Cuando preconizamos la unión o alianza de la inteligencia con el
trabajo no pretendemos que a título de una jerarquía ilusoria, el
intelectual se erija en tutor o lazarillo del obrero. A la idea que el
cerebro ejerce función más noble que el músculo, debemos el régimen de
las castas: desde los grandes imperios de Oriente, figuran hombres que
se arrogan el derecho de pensar, reservando para las muchedumbres la
obligación de creer y trabajar.
¿Qué persigue un revolucionario? Influir en las multitudes,
sacudirlas, despertarlas y arrojarlas a la acción. Pero sucede que el
pueblo, sacado una vez de su reposo, no se contenta con obedecer el
movimiento inicial, sino que pone en juego sus fuerzas latentes,
marcha y sigue marchando hasta ir más allá de lo que pensaron y
quisieron sus impulsores. Los que se figuraron mover una masa inerte,
se hallan con un organismo exuberante de vigor y de iniciativa; se ven
con otros cerebros que desean irradiar su luz, con otras voluntades
que quieren imponer su ley. De ahí un fenómeno muy general en la
historia: los hombres que al iniciarse una revolución parecen audaces
y avanzados, pecan de tímidos y retrógrados en el fragor de la lucha o
en las horas del triunfo.
Así, Lutero retrocede acobardado al ver que su doctrina produce el
levantamiento de los campesinos alemanes; así, los revolucionarios
franceses se guillotinan unos a otros porque los unos avanzan y los
otros quieren no seguir adelante o retrogradar. Casi todos los
revolucionarios y reformadores, se parecen a los niños: tiemblan con
la aparición del ogro que ellos solos evocaron a fuerza de chillidos.

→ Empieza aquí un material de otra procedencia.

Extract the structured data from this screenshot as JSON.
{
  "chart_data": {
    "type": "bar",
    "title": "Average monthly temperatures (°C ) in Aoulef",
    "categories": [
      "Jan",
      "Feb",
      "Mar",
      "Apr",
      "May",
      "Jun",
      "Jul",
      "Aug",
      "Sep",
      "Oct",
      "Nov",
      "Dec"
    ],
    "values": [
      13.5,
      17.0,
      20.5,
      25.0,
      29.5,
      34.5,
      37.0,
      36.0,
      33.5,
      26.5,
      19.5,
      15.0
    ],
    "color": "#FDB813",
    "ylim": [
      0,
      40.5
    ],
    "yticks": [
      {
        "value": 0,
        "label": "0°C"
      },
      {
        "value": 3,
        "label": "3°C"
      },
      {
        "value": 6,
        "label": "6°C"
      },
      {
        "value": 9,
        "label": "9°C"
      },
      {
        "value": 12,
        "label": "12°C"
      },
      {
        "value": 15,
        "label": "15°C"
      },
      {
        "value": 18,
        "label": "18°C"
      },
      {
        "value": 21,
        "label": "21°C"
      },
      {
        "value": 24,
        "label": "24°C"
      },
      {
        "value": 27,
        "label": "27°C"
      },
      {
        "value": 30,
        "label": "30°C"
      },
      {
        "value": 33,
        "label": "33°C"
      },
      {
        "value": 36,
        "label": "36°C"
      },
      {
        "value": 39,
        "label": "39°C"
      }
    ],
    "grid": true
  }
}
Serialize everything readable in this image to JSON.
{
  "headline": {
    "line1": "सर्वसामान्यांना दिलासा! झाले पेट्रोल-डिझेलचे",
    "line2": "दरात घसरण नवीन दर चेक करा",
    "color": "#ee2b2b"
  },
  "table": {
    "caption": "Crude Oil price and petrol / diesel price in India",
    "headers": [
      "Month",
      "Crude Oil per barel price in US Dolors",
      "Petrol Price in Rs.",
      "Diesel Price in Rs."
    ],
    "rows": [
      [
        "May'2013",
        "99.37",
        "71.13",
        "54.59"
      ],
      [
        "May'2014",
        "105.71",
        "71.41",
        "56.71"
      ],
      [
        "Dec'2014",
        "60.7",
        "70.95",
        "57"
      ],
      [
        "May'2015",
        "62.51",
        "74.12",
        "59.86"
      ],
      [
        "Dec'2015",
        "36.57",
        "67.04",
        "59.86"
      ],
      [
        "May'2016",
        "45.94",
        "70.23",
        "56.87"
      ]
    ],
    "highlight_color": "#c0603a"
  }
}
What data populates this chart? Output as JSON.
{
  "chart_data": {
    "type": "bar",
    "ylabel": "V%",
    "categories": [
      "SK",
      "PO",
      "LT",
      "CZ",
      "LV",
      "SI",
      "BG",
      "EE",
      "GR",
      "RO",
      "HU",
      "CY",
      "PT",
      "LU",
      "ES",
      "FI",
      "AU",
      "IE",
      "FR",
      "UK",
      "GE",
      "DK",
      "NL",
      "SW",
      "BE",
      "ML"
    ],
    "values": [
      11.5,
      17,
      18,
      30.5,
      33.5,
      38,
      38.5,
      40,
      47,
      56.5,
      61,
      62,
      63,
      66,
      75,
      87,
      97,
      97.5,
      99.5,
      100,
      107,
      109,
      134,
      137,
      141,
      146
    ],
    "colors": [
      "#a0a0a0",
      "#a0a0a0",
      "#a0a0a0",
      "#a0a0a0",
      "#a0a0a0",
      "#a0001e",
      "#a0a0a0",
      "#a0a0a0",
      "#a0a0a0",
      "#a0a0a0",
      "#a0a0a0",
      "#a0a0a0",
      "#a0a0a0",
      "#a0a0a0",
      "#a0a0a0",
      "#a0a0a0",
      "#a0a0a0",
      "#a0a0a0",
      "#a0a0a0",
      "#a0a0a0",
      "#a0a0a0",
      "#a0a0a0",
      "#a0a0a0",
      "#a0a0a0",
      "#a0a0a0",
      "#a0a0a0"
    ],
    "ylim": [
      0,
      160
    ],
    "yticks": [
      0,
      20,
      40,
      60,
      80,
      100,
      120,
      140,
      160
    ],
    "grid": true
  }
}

Se ha dicho que la Humanidad, al ponerse en marcha, comienza por
degollar a sus conductores; no comienza por el sacrificio pero suele
acabar con el ajusticiamiento, pues el amigo se vuelve enemigo, el
propulsor se transforma en rémora.
Toda revolución arribada tiende a convertirse en gobierno de fuerza,
todo revolucionario triunfante degenera en conservador. ¿Qué idea no
se degrada en la aplicación? ¿Qué reformador no se desprestigia en el
poder? Los hombres (señaladamente los políticos) no dan lo que
prometen, ni la realidad de los hechos corresponde a la ilusión de los
desheredados. El descrédito de una revolución empieza el mismo día de
su triunfo; y los deshonradores son sus propios caudillos.